Aesthetic medical interventions have been practiced since ancient times and have evolved significantly over the years. Particularly during the First and Second World Wars, plastic surgeries were developed to repair body deformities and organ losses caused by injuries. These efforts marked the beginning of advancements in the aesthetic field, which, in recent years, has made substantial progress worldwide, with a notable increase in the number of aesthetic surgeries. The growth of this field is attributed to changing values in modern life, as well as advancements in medicine and science. But what exactly are aesthetic medical interventions, which have been present in our lives for centuries and have recently seen significant development?

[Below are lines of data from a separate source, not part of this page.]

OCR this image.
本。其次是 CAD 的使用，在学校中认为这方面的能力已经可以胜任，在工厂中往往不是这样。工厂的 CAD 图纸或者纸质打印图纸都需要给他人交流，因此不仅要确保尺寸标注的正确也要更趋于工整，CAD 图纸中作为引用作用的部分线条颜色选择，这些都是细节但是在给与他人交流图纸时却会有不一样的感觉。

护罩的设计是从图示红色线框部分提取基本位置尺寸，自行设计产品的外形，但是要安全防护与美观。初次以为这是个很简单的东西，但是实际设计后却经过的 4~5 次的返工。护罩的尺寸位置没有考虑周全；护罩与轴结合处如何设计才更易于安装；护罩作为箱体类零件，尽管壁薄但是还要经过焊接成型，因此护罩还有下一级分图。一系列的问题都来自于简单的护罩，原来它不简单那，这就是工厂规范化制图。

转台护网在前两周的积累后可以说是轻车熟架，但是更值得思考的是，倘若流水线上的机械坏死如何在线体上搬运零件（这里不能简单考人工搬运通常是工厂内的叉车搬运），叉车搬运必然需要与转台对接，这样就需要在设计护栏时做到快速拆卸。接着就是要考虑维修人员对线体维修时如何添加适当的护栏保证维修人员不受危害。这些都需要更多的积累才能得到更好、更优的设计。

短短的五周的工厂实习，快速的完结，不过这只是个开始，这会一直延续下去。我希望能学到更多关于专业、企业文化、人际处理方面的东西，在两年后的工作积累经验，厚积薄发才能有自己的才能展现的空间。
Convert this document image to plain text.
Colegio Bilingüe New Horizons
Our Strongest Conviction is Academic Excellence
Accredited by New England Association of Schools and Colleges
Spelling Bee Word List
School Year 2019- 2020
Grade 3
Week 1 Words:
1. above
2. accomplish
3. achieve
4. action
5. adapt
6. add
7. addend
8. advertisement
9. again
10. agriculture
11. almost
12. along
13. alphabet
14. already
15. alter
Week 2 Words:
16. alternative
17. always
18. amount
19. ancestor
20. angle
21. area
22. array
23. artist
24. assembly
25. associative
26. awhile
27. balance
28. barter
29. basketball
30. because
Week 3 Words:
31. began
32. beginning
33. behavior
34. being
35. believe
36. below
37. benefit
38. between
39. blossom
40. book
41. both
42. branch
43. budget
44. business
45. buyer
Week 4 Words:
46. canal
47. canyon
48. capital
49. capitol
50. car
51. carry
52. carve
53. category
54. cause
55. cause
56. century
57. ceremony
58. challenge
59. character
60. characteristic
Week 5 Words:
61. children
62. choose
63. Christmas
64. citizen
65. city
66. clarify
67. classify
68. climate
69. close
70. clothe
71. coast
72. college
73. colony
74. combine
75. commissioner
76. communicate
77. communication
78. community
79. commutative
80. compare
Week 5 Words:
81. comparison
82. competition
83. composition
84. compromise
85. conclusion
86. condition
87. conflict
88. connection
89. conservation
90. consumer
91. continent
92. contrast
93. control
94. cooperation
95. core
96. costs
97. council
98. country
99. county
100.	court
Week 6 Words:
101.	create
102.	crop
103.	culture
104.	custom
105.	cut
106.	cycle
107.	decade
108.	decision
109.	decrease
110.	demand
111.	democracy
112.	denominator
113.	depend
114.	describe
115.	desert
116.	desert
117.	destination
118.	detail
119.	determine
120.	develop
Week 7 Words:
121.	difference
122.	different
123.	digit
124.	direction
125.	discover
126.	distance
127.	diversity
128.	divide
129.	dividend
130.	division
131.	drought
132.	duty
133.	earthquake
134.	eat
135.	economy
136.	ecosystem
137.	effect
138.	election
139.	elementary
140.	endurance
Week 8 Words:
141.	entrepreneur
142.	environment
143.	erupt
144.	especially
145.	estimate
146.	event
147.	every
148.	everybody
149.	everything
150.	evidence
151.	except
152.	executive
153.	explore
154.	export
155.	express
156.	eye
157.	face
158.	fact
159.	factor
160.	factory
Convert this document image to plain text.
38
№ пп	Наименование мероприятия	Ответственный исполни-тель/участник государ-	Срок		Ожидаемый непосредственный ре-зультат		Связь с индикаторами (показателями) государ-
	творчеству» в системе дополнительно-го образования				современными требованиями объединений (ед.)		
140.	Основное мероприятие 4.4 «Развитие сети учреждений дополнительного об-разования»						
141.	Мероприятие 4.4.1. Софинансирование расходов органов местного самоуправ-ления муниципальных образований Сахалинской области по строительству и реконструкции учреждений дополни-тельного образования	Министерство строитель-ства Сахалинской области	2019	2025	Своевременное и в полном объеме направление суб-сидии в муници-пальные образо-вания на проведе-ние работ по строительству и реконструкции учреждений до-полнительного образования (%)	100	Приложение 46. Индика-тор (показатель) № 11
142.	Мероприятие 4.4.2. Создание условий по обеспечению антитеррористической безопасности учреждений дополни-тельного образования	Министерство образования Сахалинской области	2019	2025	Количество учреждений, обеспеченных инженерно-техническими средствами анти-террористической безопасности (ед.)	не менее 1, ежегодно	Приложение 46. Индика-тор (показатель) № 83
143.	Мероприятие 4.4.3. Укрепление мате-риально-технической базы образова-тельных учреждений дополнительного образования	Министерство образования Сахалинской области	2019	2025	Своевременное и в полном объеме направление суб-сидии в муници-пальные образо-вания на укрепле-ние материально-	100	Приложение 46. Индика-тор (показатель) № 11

Aesthetic medical interventions are those carried out to correct perceived appearance defects or, even in the absence of such defects, to enhance a person’s beauty. These procedures include rhinoplasty (nose job), breast augmentation or reduction using silicone implants, ear reduction or correction of protruding ears, and aesthetic abdominoplasty (tummy tuck), among others.
Aesthetic medical procedures can be performed both for therapeutic and beautifying purposes, or they may serve both functions simultaneously.
The distinction between aesthetic and therapeutic medical interventions is also reflected in the legal context. In medical interventions, the legal relationship between the doctor and the patient is a contractual one. While therapeutic medical interventions fall under the scope of a mandate contract, aesthetic procedures are classified as a “work contract” (eser sözleşmesi).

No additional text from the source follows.